Selasa, 15 November 2011

Bapak..

Kesehatan bapak belakangan ini makin mburuk. Kata orang, ini penyakit orang yang sudah tua, demam, meriang, itu sudah biasa. Tapi bagiku tetap saja mbuat hati ini selalu basah. Hanya bapak satu2 org tua yg kupunya saat ini. Salah satu alasan untuk aku tetap bjuang mlawan kerasnya dunia, untuk bapak. Ibu, selalu basah mata ini kala mngingatnya. Kerinduan padanya bgitu memuncak.

Kini,di usia yg sudah melebihi kepala 6, semakin ringkih melihat fisiknya. Meski demikian, bapak masih saja harus banting tulang mencari nafkah. Padahal di usianya ini, sharusnya dia tinggal memetik hasil dari pjuangan membesarkan kelima anaknya.

Aku bangga dgn bapak. Selalu bsemangat jika melihat sinar matanya, selalu berpikiran positif jika melihat orang lain, selalu brusaha melakukan yg tbaik dgn jerih payahnya sendiri, selalu membagi hal baik dari sdikit ilmu yg dimiliki, serta selalu bangga jika bercerita tentang anak2nya. Ya, bapak cukup bangga dengan kelima anaknya, meskipun tidak ada satupun dr kami yg menjadi orang penting atau berlebihan secara ekonomi. Namun bagi bapak, kmandirian kami smua adalah hal yang patut disyukuri.

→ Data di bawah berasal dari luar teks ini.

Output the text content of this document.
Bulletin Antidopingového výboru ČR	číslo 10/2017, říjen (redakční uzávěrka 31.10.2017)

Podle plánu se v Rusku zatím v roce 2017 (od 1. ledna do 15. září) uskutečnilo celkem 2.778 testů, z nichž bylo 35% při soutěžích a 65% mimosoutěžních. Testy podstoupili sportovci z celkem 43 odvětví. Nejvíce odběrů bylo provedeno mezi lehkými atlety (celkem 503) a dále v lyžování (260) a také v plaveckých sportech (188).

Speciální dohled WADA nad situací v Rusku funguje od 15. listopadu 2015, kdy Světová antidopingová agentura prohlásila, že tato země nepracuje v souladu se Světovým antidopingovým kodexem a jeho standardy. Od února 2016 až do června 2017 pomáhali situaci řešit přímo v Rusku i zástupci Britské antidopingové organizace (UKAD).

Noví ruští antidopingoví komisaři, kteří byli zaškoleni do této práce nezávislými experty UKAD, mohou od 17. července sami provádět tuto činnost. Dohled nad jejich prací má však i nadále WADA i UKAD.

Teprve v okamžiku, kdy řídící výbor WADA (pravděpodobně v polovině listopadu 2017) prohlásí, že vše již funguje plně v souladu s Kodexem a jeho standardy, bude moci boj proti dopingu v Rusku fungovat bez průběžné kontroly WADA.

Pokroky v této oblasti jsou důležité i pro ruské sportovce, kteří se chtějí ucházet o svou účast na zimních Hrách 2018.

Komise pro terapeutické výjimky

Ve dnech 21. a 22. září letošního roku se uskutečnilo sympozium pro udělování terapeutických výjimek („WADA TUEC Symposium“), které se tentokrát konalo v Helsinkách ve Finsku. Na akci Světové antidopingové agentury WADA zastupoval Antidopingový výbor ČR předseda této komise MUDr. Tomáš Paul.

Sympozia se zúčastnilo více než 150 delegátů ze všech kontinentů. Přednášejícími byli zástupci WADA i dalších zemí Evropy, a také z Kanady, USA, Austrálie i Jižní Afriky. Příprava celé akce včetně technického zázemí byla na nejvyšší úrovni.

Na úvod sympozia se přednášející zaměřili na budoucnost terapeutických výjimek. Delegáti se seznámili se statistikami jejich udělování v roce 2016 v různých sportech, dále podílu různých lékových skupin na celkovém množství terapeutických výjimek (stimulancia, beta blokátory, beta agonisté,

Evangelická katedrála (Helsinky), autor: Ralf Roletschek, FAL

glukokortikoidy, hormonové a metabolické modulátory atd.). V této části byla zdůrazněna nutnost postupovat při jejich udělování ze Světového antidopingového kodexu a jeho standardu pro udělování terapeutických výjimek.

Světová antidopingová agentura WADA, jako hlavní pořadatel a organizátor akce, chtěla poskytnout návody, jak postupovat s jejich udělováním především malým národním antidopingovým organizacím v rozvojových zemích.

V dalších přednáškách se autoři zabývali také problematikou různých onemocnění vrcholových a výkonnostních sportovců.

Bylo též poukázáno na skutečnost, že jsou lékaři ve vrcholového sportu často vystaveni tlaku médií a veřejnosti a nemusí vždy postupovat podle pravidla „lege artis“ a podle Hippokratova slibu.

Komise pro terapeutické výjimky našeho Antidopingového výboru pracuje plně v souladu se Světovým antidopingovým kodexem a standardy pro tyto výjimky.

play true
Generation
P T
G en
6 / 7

Bapakku yang tulus, cukup damai dengan kehadiran 7 orang cucunya kini. Berusaha selalu adil dalam membagi kasih sayang. Namun, hal yg mengganjal baginya kini hanya satu. Segera melepas aku dan kakakku utk membentuk kehidupan sendiri. Sedih jika mengingat ini, karna akupun tdk tahu kapan jodohku akan datang. Di usiaku kini yg sudah menginjak seperempat abad, aku masih jg belum tahu, kapan bisa benar2 mandiri, benar2 lepas dr ketergantungan hidup dr bapak? Kapan membalikkan kondisi saat bapak tdk lagi peras keringat mencari nafkah, tapi aku yang menanggung hidup dan kebutuhannya? Kapan aku mengenalkan seseorang padanya yg bapak yakini akan menjaga dan mbahagiakanku kelak? Kapan aku akan mberikannya cucu2 yg lucu dan menggemaskan? Menjerit hati ini jika pertanyaan2 itu terlontar kembali.

Pagi ini, saat memasuki kamarnya, aroma obat dan minyak angin begitu menyengat. Bapak masih tergeletak tenang di balik selimut, dia masih demam. Saat berpamitan dan mencium punggung telapak tangannya, dengan mata setengah terpejam, bapak kembali mempertanyakan kapan aku akan memperkenalkan seseorang kembali padanya. Bapak tersenyum. Aku tahu, bapak tidak pernah mamaksa, namun ada keinginan kuat yg terpancar dr matanya. Aku hanya tersenyum getir, suatu jawaban yang sudah amat dia maklumi. Namun cukup membuat mataku kembali basah.